In a recent thoughtful review of the potential relationships between sleep fragmentation and the clinical phenomenon of ‘dissociation,’ van der Kloet and colleagues (Dalena van der Kloet, Harald Merckelbach, Timo Giesbrecht and Steven Jay Lynn; Fragmented Sleep, Fragmented Mind: The Role of Sleep in Dissociative Symptoms Perspectives on Psychological Science 2012 7: 159 DOI: 10.1177/1745691612437597) argued for the view that dissociative symptoms stem from disruptions in sleep states, most especially REM sleep. Dissociative symptoms refer to a range of non-ordinary experiences from “zoning out” to out of body experiences to outright distortions in the fundamental sense of self.
The authors argue that there are two broad types of dissociative experiences: those that issue from a lapse in cognitive control (e.g., dissociative amnesia), and those that involve a kind of dissolution of the sense of self (e.g., depersonalization, derealization, out-of-body experiences). Both types of dissociative experiences may, in turn be linked to an influx, from internal and external sources, of too much information. The cognitive system becomes overwhelmed with the amount of information. Memory systems cannot integrate the information so it floats around and issues into waking consciousness in disconnected fragments like false stories, false memories, illusions, delusions and finally false identities.
As the information overload escalates the self gets inundated and starts to buckle, which is of course extremely frightening for the individual. Nightmares may be experienced and then as these fail to get integrated into the system they too begin to emerge into waking life until mental breakdown occurs.
What causes the information overload in the first place? The fundamental cause may be due to failure of the mental system that normally integrates new information into existing information systems. That mental system that integrates new into existing information is sleep and dream dependent. So if the sleep and dream system is impaired so too will information processing systems be impaired and if they fail you will get information overload.
The sleep and dream systems can fail for a variety of reasons. Emotional trauma (like PTSD), stress, insomnia, physical illness, and a host of other issues can disrupt sleep. Disrupted sleep is associated with increased scores on dissociation inventories. Importantly, van der Kloet et al note that treating sleep deficits can lower scores on dissociation inventories.
What I want to ask is how precisely do dreams participate in this sleep-dissociation process? Dreams must contribute to the dissociation experience via their participation in the information integration process. But there are no precise or clear ideas as to how dreams participate in information processing routines. They very likely reflect memory consolidation processes as few REM dreams contain episodic memory references while many NREM dreams do.
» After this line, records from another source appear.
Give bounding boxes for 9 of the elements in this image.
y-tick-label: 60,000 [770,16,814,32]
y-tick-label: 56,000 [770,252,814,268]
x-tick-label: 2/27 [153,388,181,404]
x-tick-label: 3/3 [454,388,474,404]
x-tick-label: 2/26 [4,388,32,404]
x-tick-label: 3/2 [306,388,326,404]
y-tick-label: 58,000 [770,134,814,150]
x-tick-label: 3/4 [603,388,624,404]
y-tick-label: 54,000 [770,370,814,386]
Episodic memories may not occur in REM dreams because hippocampal outflow to the neocortex is blocked during REM. If the hippocampus contributes space-time tags or specificity to memory fragments this feature of information processing cannot happen during REM. Now if REM erupts into waking consciousness due to the multiple “microsleeps” commonly associated with sleep-deprived individuals, then those individuals are using decontextualized memory fragments to process incoming information and that could yield anomalous forms of information and unusual experiences. The individual would also have to play constant catch-up and try to develop reasons why his or her thoughts seem so fragmented. The individual would need to confabulate post hoc explanations for all these unusual experiences and so on. Those confabulations would be recorded as false memories by clinicians.
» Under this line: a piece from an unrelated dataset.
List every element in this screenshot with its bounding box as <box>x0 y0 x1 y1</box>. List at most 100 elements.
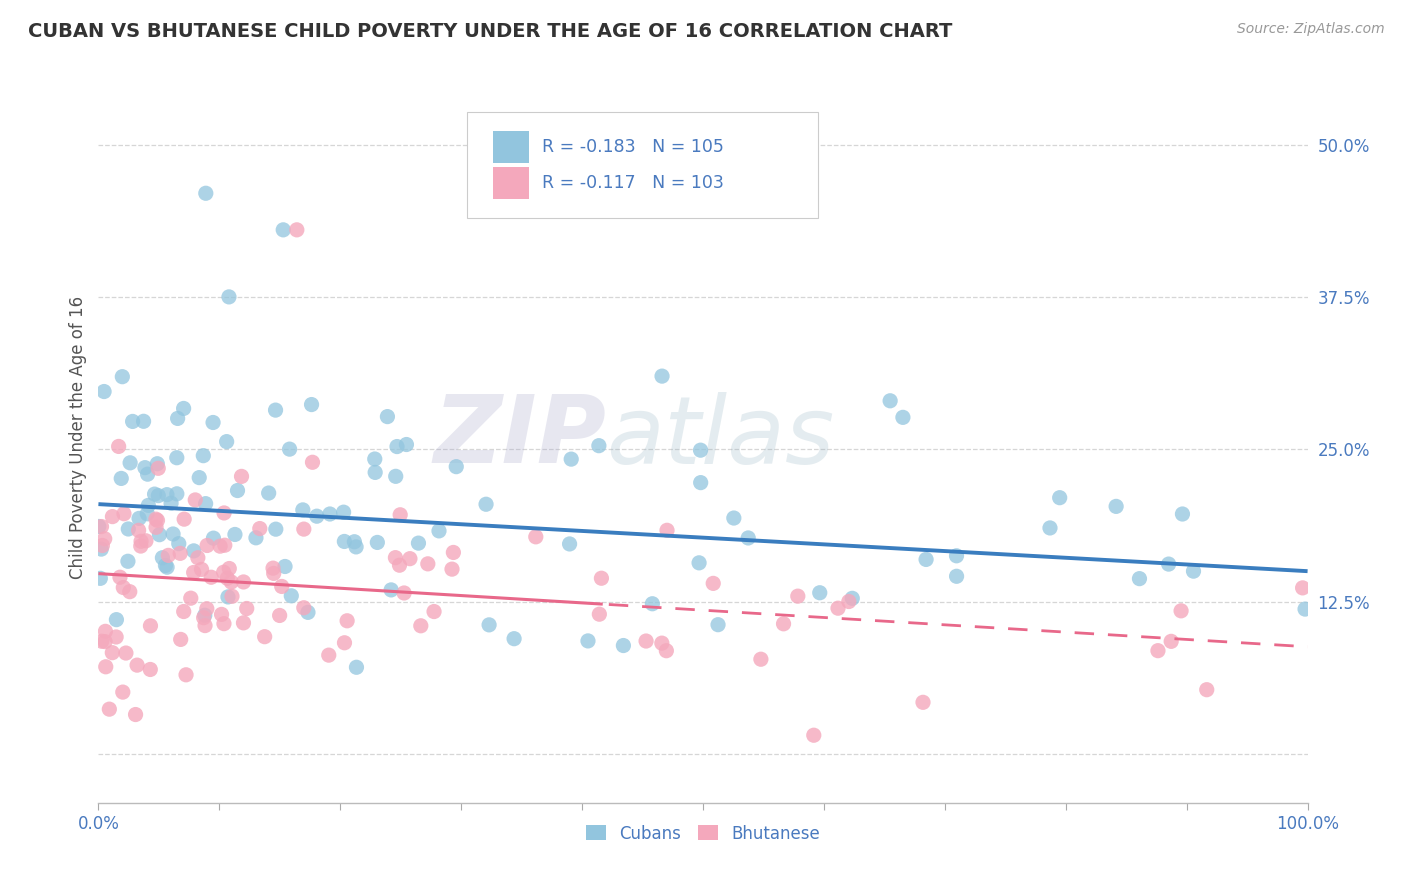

The good news is that if this story is at all correct we can treat the huge array of dissociative experiences, including those frightening instances where one’s sense of self is in danger of dissolution via treatment of sleep problems. We have to devise methods and pharmacologic treatments that can normalize sleep architecture and restore high-quality sleep. Some effective treatments already exist. Simple sleep hygiene habits go a long way toward normalizing sleep patterns. Hopefully, people will opt more often for high-quality sleep than risk the dangers of sleep fragmentation.